The month’s activity in funded ratios resulted primarily from a 6.3% increase in liability values, offset by a 6.4% increase in asset values. The aggregate funded ratio is estimated to have increased by 2.9% year-to-date and 5.5% over the previous 12 months.
According to the WTW Pension Finance Watch, the equity portion of the benchmark portfolio returned 6.3% in November, with the international equity asset class having the largest growth. Yields on long high-quality corporate bond indices decreased an average of 56 basis points, and the yield reductions were followed by decreases in long Treasury rates. The yields on 10- and 30-year Treasury bonds decreased 42 basis points over the month.
The WTW Pension Index tracks the performance of a hypothetical pension plan invested in a portfolio with 60% invested in equityand 40% in fixed income. This portfolio recorded a 5.1% return for the month.
Pension obligations of the interest rates used for their valuation. The liability implicit in the index increased by 7.2% from the discount rate change and the accumulation of interest. These factors contributed to an overall decrease of 1.9% in the WTW Pension Index, which closes the month at 103.4%.

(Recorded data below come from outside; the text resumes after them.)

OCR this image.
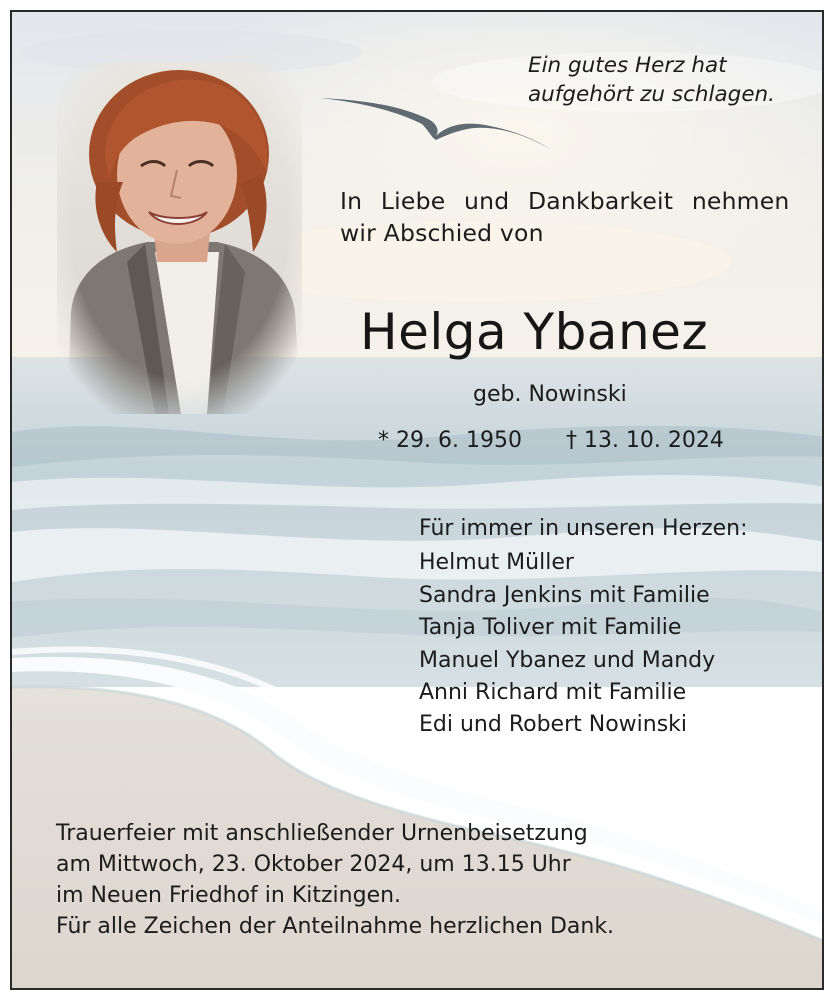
Ein gutes Herz hat
aufgehört zu schlagen.
In Liebe und Dankbarkeit nehmen
wir Abschied von
Helga Ybanez
geb. Nowinski
* 29. 6. 1950 † 13. 10. 2024
Für immer in unseren Herzen:
Helmut Müller
Sandra Jenkins mit Familie
Tanja Toliver mit Familie
Manuel Ybanez und Mandy
Anni Richard mit Familie
Edi und Robert Nowinski
Trauerfeier mit anschließender Urnenbeisetzung
am Mittwoch, 23. Oktober 2024, um 13.15 Uhr
im Neuen Friedhof in Kitzingen.
Für alle Zeichen der Anteilnahme herzlichen Dank.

“Everything continues to be about interest rates,” proclaims Agilis’s U.S. pension briefing for November. “funded status at the end of the month will be close to where it started, despite the big changes in discount rates and investment returns.”
Agilis highlights that the Treasury yield curve continues to be inverted, a potential indicator of a looming recession. The lower discount rate meant higher liabilities for pensions; the combination of lower discount rates and the corresponding higher liabilities offset market gains, leaving pension plan funded ratios at, or slightly lower on the month.
Pension plan sponsors are still better off today than they were at the start of the year which could have a meaningful effect on year-end balance sheets into the end of 2022.